Gerard van Spaendonck
In 1774 werd hij benoemd tot koninklijk botanisch miniatuurschilder aan het hof van koning Lodewijk XVI. Hij kreeg een woning in het Louvre. Na het overlijden van madame Françoise Madeleine Basseporte (1780) volgde Van Spaendonck haar officieel op als koninklijk miniatuurschilder en verhuisde hij naar de koninklijke tuinen. Hij ging toen aan de zogenaamde vélins (velijnen) werken, botanische studies in gouachetechniek op een speciaal soort perkament. Zijn opdrachtgevers waren de koningen Lodewijk XIII tot en met Lodewijk XVI. Van Spaendonck vervaardigde tussen circa 1781 en 1785 zo'n 55 bladen. De velijnen behoren tot de belangrijkste botanische werken ter wereld.

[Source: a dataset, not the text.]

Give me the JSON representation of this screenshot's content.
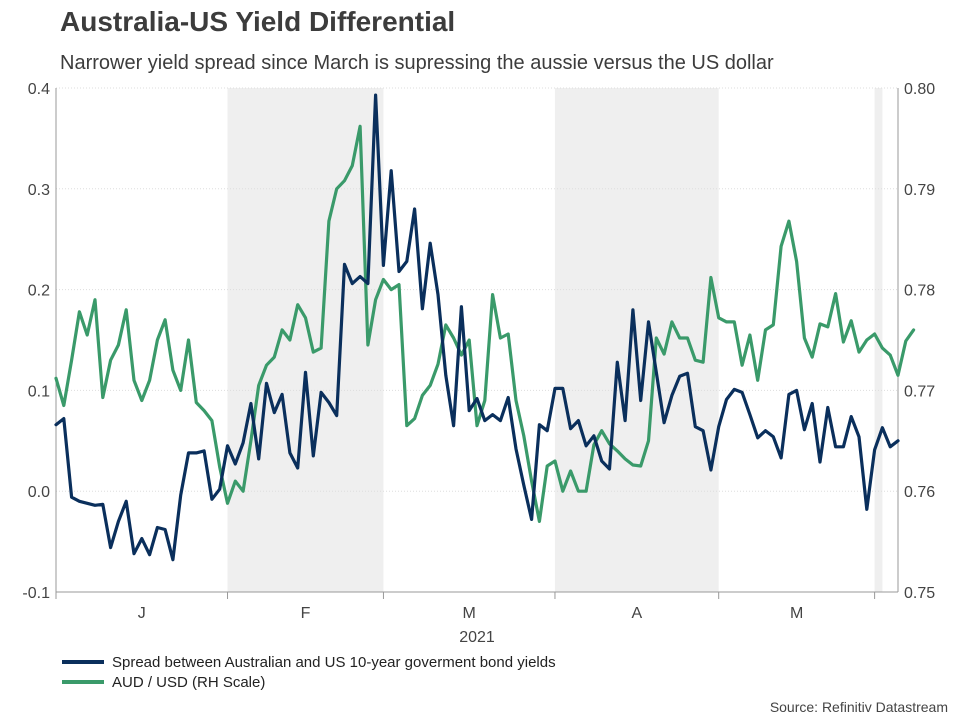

De 6500 bladen in 105 albums zijn opgenomen in de collectie van het Musée d’Histoire Naturelle te Parijs. In 1793 werd Van Spaendonck benoemd tot Professeur d’Iconographie, en in 1795 werd hij directeur van de Jardin des Plantes (koninklijke tuinen Louvre) en directeur van de porseleinfabriek te Sèvres. Tussen 1799 en 1801 gaf hij in eigen beheer 24 gravures uit, die naar zijn aquarellen waren vervaardigd. Ze behoren tot de beste plantengravures ter wereld. In 1804 ontving hij als een van de eersten de pas ingestelde orde van het Legioen van Eer. In 1808 werd hem door keizer Napoleon de titel van graaf verleend.
Van Spaendonck werd op de begraafplaats Père Lachaise te Parijs begraven. Op Groeseindstraat 99, de plaats waar vroeger het geboortehuis van Gerard en zijn broer Cornelis van Spaendonck stond, is een gedenksteen geplaatst.